Ceglie Messapica – Fonte: Wikipedia

“Sul conto delle sottonotate persone si è proceduto nei loro confronti a perquisizione domiciliare senza nulla rinvenire, ad eccezione in quella eseguita nella casa del comunista Ricci (1) , nella quale sono stati rinvenuti gli acclusi allegati a sfondo patriottico “Appello ai giovani d’Italia” e una scheda relativa ad arruolamento ai reparti volontari italiani.”(2)

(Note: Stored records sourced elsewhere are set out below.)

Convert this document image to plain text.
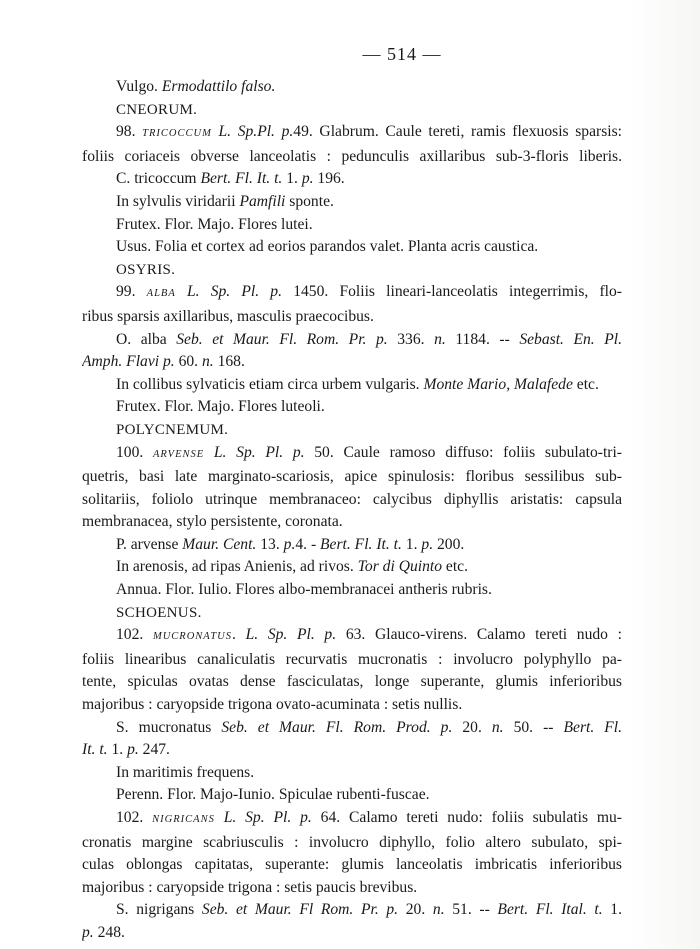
— 514 —
Vulgo. Ermodattilo falso.
CNEORUM.
98. TRICOCCUM L. Sp.Pl. p.49. Glabrum. Caule tereti, ramis flexuosis sparsis:
foliis coriaceis obverse lanceolatis : pedunculis axillaribus sub-3-floris liberis.
C. tricoccum Bert. Fl. It. t. 1. p. 196.
In sylvulis viridarii Pamfili sponte.
Frutex. Flor. Majo. Flores lutei.
Usus. Folia et cortex ad eorios parandos valet. Planta acris caustica.
OSYRIS.
99. ALBA L. Sp. Pl. p. 1450. Foliis lineari-lanceolatis integerrimis, flo-
ribus sparsis axillaribus, masculis praecocibus.
O. alba Seb. et Maur. Fl. Rom. Pr. p. 336. n. 1184. -- Sebast. En. Pl.
Amph. Flavi p. 60. n. 168.
In collibus sylvaticis etiam circa urbem vulgaris. Monte Mario, Malafede etc.
Frutex. Flor. Majo. Flores luteoli.
POLYCNEMUM.
100. ARVENSE L. Sp. Pl. p. 50. Caule ramoso diffuso: foliis subulato-tri-
quetris, basi late marginato-scariosis, apice spinulosis: floribus sessilibus sub-
solitariis, foliolo utrinque membranaceo: calycibus diphyllis aristatis: capsula
membranacea, stylo persistente, coronata.
P. arvense Maur. Cent. 13. p.4. - Bert. Fl. It. t. 1. p. 200.
In arenosis, ad ripas Anienis, ad rivos. Tor di Quinto etc.
Annua. Flor. Iulio. Flores albo-membranacei antheris rubris.
SCHOENUS.
102. MUCRONATUS. L. Sp. Pl. p. 63. Glauco-virens. Calamo tereti nudo :
foliis linearibus canaliculatis recurvatis mucronatis : involucro polyphyllo pa-
tente, spiculas ovatas dense fasciculatas, longe superante, glumis inferioribus
majoribus : caryopside trigona ovato-acuminata : setis nullis.
S. mucronatus Seb. et Maur. Fl. Rom. Prod. p. 20. n. 50. -- Bert. Fl.
It. t. 1. p. 247.
In maritimis frequens.
Perenn. Flor. Majo-Iunio. Spiculae rubenti-fuscae.
102. NIGRICANS L. Sp. Pl. p. 64. Calamo tereti nudo: foliis subulatis mu-
cronatis margine scabriusculis : involucro diphyllo, folio altero subulato, spi-
culas oblongas capitatas, superante: glumis lanceolatis imbricatis inferioribus
majoribus : caryopside trigona : setis paucis brevibus.
S. nigrigans Seb. et Maur. Fl Rom. Pr. p. 20. n. 51. -- Bert. Fl. Ital. t. 1.
p. 248.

Questo si legge in un rapporto dattiloscritto della Compagnia di Brindisi esterna appartenente alla Legione Territoriale dei Carabinieri Reali di Bari, in data 11 ottobre 1943, indirizzato alla regia questura di Brindisi.
La scheda relativa ad arruolamento ai reparti volontari italiani sequestrata dai carabinieri nell’abitazione di Francesco Ricci a Ceglie Messapica, è l’occasione per raccontare una storia piccola e poco nota della Legione volontaria salentina, questa è la dizione usata in diversi documenti dell’epoca, Legione nota anche come garibaldina. Poche sono le notizie di questo episodio in questa parte del Sud, accaduto tra settembre e ottobre del ’43, in qualche modo una particolarità tutta locale, è in pratica il racconto di un tentativo mancato di reclutare ed organizzare partigiani.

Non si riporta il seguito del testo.